Osbel and Madelin Triana came from the island nation of Cuba to train at Baxter. After they complete the program, the Trianas hope to plant congregations in the Cuban province of Mayabeque, home to half a million souls and only two Churches of Christ.
Baxter offers a weekend program for ministers in the Tegucigalpa region and a correspondence program for ministers who live farther away. Ministers across Latin America — even in remote locales — have Baxter correspondence diplomas hanging on their walls.
While many Baxter students plant churches in Latin America, some move to the U.S. Marlon W. Grande, a native of El Salvador, graduated in 1986. He now works as a counselor in Maryland and preaches for a 50-member Spanish service at the Dale City Church of Christ in Virginia.

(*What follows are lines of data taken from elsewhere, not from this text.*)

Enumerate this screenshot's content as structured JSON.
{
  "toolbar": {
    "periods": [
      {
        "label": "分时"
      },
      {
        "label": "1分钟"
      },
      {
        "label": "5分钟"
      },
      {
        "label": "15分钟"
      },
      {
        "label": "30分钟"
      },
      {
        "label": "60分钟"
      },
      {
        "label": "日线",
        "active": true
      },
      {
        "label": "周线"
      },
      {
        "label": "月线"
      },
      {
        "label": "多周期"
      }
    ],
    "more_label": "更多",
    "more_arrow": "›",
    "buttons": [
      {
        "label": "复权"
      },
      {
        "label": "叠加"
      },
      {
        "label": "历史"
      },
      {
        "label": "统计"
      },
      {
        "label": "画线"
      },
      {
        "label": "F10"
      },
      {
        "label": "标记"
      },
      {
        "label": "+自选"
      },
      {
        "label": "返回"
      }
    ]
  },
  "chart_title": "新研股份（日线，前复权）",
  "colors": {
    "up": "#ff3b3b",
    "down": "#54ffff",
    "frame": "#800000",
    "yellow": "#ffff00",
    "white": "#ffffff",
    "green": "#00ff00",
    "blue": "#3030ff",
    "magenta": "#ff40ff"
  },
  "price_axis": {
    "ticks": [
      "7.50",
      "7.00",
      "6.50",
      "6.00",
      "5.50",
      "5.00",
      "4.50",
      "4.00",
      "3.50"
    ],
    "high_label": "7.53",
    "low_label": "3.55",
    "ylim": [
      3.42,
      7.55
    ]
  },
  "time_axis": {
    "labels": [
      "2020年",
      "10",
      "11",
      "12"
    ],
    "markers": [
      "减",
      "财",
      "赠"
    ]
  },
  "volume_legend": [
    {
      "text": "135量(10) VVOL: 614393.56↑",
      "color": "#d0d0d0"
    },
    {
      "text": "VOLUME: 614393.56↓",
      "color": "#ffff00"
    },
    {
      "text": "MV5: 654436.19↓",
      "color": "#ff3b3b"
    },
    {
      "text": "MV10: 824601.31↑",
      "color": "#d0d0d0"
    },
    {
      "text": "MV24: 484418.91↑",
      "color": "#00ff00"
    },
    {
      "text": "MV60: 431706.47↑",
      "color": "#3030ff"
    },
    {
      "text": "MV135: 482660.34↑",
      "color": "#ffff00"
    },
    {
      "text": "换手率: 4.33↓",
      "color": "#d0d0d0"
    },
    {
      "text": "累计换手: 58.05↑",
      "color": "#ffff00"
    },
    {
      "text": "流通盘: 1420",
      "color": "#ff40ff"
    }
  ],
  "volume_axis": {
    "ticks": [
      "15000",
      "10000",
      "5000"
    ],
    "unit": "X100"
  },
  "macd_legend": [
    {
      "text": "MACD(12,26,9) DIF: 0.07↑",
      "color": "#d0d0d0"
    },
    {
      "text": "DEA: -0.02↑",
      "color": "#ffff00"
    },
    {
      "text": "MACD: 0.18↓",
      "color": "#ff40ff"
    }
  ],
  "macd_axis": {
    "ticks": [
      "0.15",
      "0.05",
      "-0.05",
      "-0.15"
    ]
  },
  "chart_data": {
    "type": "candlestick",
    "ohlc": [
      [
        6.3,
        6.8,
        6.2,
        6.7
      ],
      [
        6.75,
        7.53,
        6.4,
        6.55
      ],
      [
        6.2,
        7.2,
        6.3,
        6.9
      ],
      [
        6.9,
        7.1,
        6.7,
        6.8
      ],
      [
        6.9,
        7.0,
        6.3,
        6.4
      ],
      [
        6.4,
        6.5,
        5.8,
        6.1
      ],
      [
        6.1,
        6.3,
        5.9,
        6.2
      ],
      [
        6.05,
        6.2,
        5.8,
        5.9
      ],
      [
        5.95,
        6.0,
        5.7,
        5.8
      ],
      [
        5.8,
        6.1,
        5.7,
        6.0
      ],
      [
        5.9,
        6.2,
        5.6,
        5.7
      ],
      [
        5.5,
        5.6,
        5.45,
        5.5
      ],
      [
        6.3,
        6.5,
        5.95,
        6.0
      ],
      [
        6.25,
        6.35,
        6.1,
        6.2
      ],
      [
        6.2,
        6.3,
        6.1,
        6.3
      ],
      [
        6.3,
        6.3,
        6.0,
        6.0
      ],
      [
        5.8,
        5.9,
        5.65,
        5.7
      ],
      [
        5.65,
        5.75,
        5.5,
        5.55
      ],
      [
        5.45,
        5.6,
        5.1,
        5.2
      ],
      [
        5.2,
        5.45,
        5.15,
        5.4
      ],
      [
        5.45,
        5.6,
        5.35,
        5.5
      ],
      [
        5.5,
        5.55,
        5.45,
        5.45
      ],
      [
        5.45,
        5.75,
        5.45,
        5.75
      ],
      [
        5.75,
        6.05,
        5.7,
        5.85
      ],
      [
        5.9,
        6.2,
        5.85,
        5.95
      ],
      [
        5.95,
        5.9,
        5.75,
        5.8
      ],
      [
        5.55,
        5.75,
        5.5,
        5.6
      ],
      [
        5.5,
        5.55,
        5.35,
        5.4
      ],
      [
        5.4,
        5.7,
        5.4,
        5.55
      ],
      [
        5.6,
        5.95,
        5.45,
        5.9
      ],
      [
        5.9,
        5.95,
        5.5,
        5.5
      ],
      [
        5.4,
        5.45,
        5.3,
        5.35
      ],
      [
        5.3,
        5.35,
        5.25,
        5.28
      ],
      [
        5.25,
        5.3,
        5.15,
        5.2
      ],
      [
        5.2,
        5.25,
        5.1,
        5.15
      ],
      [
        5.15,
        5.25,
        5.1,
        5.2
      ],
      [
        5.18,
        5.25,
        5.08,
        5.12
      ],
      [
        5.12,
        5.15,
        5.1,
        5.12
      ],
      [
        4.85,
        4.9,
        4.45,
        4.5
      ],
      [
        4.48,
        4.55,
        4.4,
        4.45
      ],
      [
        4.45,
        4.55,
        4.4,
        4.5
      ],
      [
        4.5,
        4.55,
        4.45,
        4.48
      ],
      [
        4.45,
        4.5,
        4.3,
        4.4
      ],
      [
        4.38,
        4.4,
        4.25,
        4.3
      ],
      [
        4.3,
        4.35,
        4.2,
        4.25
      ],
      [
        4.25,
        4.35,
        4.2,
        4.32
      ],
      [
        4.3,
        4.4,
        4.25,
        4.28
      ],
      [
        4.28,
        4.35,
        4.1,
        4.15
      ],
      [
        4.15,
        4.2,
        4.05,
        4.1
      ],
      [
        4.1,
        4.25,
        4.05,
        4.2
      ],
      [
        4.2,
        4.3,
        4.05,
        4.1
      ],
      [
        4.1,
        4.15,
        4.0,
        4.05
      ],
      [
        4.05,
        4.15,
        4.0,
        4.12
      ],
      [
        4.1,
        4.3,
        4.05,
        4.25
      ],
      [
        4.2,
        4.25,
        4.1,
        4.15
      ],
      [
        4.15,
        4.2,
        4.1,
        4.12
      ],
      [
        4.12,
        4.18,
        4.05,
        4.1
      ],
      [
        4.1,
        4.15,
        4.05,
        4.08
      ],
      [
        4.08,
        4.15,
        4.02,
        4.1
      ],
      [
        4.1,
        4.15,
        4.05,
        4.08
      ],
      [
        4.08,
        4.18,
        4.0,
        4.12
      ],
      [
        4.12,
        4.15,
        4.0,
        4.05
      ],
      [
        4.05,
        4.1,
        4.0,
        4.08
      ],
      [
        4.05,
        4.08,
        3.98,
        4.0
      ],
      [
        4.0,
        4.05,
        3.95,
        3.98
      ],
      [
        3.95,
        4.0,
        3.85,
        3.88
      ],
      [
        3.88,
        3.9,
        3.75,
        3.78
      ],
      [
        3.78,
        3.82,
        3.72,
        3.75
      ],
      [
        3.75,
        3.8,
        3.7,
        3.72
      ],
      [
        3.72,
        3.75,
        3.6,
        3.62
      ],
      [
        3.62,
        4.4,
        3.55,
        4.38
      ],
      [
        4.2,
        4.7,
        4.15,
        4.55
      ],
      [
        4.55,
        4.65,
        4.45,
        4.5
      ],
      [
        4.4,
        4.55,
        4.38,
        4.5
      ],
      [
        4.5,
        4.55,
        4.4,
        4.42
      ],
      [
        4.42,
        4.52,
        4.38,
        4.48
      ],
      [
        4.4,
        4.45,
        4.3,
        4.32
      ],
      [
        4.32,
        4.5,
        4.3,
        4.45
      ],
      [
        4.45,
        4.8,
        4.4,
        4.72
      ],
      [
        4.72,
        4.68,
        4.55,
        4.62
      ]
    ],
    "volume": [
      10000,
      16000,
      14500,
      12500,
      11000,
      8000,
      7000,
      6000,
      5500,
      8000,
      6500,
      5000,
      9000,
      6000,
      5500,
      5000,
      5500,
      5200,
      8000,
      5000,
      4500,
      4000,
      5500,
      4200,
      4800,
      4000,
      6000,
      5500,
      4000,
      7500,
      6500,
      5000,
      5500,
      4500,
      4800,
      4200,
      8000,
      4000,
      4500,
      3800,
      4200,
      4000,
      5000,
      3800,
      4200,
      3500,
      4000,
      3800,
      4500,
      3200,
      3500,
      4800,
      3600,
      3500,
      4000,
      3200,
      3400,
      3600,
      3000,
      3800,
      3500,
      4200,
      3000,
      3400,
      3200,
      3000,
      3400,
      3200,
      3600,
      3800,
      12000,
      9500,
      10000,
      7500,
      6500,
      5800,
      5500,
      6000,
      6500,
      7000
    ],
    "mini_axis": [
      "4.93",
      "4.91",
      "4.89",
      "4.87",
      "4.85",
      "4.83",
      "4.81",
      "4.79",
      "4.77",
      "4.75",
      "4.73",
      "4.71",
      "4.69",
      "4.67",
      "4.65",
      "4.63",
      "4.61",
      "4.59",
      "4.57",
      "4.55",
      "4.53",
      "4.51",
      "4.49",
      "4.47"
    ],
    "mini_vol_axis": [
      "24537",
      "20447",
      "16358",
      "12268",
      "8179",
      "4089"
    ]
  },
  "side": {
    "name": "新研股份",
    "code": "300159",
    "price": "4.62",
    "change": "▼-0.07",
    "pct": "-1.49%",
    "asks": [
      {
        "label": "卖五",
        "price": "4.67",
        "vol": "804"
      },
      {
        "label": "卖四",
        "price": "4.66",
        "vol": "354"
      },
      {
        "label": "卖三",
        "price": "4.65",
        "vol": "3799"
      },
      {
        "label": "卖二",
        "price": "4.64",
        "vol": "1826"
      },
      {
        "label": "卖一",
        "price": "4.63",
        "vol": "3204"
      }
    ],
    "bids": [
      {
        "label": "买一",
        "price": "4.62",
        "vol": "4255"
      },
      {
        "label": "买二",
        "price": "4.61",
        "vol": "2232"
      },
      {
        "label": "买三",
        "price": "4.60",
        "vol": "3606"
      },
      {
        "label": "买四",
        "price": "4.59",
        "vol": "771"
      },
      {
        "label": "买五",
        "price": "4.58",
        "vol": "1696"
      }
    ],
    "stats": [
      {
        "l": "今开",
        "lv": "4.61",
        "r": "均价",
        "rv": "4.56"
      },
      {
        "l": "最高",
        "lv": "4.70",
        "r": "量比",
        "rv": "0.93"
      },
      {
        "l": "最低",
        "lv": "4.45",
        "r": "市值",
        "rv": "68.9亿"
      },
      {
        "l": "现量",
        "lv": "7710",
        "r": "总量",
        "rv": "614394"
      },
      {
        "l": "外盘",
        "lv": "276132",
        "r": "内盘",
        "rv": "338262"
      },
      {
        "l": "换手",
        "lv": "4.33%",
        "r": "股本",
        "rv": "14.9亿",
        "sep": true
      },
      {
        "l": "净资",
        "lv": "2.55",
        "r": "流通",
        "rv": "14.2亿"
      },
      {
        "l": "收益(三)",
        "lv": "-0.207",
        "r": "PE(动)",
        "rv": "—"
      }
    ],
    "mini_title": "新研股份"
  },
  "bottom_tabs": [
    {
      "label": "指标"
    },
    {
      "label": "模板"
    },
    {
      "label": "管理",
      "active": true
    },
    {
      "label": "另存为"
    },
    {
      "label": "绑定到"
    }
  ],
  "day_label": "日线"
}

“Baxter changed my life in so many ways,” Grande said. “It gave me character and direction, gave me the opportunity to be a better man.”
The institute also gave him the ability to see new mission opportunities. In conversations with U.S. Christians, he said, “I have said … you guys are doing ministry efforts in other countries, but the biggest opportunity to evangelize the world is in the United States.”